There are plenty of available tutorials on the use of Perfmon. In addition to the documentation on TechNet (http://technet.microsoft.com/en-us/library/cc749249.aspx), I recommend, especially, the following:

  1. SQL Server Perfmon Best Practices, by Brent Ozar
    The standard “go to” tutorial on use of the tool, recommended counters for monitoring SQL Server, and how to analyze the saved data in Excel
  2. Free Tools for the DBA: PAL Tool, by Jonathan Kehayias
    A “how to” on the Performance Analysis of Logs tool, which simplifies collecting and analyzing sets of Perfmon data
  3. Collecting Performance Data into a SQL Server Table, by Feodor Georgiev
    Shows how to collect Perfmon data to a SQL Server table for querying
  4. A Performance Troubleshooting Methodology for SQL Server, by Jonathan Kehayias
    A broader piece on assembling the various pieces of the puzzle so that you have a data that will provide a complete understanding of what is going on inside of a server, but with specific coverage of useful Perfmon counters, and how to collect the values from the DMVs

Don’t focus on one counter. Examine values in groups and correlate across groups too and with relevant lower-level metrics, mined from the DMVs (see next section).


Resource Area


SQLServer:Access Methods\Full Scans/sec

SQLServer:Access Methods\Index Searches/sec


A healthy ratio is 800-1000 times more index searches than scans (ref: 4, above) but establish what is normal for your system. Missing indexes are a common cause.

Physical Disk\Avg. Disk Reads/sec

Physical Disk\Avg. Disk Writes/sec


Latency associated with SQL Server read and write operations will depend on the type and speed of your disks, but commonly-cited guidance values (ref: 4, above) are:

Less than 10 ms = good performance

Between 10ms and 20 ms = slow performance

Between 20ms and 50ms = poor performance

Greater than 50ms = significant performance problem

SQLServer:Buffer Manager\Lazy Writes/sec

SQLServer:Buffer Manager\Page life expectancy

SQLServer:Buffer Manager\Free list stalls/sec

SQL Server:Buffer Manager\ Free Pages

SQLServer:Memory Manager\Memory Grants Pending


A set of counters that together may indicate memory pressure. E.g. fluctuating Page Life Expectancy, non-zero Free List Stalls/sec and high Lazy Writes/sec indicates the buffer pool cannot handle the amount of amount of data the workload needs. Solution could be more memory or query tuning or missing indexes.

SQL Server:Memory Manager\ Target Server Memory(KB)

SQL Server:Memory Manager\Total Server Memory (KB)

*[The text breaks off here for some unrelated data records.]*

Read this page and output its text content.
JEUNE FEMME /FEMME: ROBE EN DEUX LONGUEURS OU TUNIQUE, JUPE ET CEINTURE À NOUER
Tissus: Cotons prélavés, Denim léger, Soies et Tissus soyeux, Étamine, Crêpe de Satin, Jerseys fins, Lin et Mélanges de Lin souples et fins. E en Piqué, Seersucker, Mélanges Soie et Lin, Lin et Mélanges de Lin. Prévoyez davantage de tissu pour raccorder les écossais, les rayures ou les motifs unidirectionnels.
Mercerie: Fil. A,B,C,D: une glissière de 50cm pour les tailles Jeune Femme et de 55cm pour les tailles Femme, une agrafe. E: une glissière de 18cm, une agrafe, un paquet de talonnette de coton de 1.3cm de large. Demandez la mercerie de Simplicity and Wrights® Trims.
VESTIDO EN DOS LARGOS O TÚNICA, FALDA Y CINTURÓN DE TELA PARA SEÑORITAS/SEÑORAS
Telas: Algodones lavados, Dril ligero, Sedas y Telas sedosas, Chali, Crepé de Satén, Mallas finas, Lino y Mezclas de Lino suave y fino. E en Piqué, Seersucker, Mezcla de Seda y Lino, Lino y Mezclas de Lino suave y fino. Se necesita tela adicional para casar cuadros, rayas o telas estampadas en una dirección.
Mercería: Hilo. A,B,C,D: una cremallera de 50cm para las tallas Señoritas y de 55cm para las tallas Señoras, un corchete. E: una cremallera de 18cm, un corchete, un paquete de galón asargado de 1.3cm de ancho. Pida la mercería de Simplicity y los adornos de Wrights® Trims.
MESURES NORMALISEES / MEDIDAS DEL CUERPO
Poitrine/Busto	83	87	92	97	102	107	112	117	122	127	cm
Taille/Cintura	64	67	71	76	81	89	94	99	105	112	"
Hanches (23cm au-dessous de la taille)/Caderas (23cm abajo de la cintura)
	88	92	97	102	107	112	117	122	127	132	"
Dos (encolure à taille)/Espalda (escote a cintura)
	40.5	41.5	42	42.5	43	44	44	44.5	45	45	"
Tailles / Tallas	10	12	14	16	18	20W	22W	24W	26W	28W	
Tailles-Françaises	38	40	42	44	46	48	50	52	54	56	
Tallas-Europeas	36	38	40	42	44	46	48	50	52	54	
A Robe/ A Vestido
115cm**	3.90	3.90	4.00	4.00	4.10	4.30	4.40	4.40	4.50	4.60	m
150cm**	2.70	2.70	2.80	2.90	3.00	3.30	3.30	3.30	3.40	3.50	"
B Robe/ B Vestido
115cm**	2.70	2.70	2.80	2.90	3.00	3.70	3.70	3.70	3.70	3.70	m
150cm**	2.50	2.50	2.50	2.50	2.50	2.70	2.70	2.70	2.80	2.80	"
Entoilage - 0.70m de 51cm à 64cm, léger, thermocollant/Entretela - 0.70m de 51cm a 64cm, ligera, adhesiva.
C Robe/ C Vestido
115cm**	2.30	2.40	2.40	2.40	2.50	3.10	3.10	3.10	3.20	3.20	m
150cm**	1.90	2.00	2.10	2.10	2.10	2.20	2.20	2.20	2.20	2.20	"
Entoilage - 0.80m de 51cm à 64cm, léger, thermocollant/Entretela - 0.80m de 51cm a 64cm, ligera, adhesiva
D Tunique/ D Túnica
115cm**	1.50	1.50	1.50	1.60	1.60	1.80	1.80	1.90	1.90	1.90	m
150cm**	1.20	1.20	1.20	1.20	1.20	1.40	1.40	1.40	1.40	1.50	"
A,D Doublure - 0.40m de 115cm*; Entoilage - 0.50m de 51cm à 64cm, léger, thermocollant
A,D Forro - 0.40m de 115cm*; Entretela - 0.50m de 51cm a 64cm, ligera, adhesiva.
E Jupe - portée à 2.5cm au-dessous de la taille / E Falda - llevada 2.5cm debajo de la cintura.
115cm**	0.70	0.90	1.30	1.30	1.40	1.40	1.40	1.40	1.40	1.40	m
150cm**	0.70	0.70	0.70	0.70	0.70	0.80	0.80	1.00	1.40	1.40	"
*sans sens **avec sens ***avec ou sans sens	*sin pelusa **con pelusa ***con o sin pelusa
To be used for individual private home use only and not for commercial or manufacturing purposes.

Amount of memory that SQL Server wants to commit (target) versus total memory allocated. If target>total it could indicate memory pressure – but the SQL Server counters above are better indicators

Processor/ %Privileged Time

Processor/ %User Time

Process (sqlservr.exe)/ %Processor Time


What is eating the CPU? Is it SQL Server (%user time) or some other operating system process (% privileged time)

SQLServer:SQL Statistics/Batch Requests/sec

SQLServer:SQL Statistics/SQL Compilations/sec

SQLServer:SQL Statistics/SQL Re-Compilations/sec

SQLServer:SQL Statistics/Auto-Param Attempts/sec

SQLServer:SQL Statistics/Failed Auto-params/sec

SQLServer:Plan Cache/Cache hit Ratio


For example, many ad-hoc queries and a general lack of parameterization can cause excessive plan compilation and many auto-parameterization attempts. This is a common cause of many CPU issues.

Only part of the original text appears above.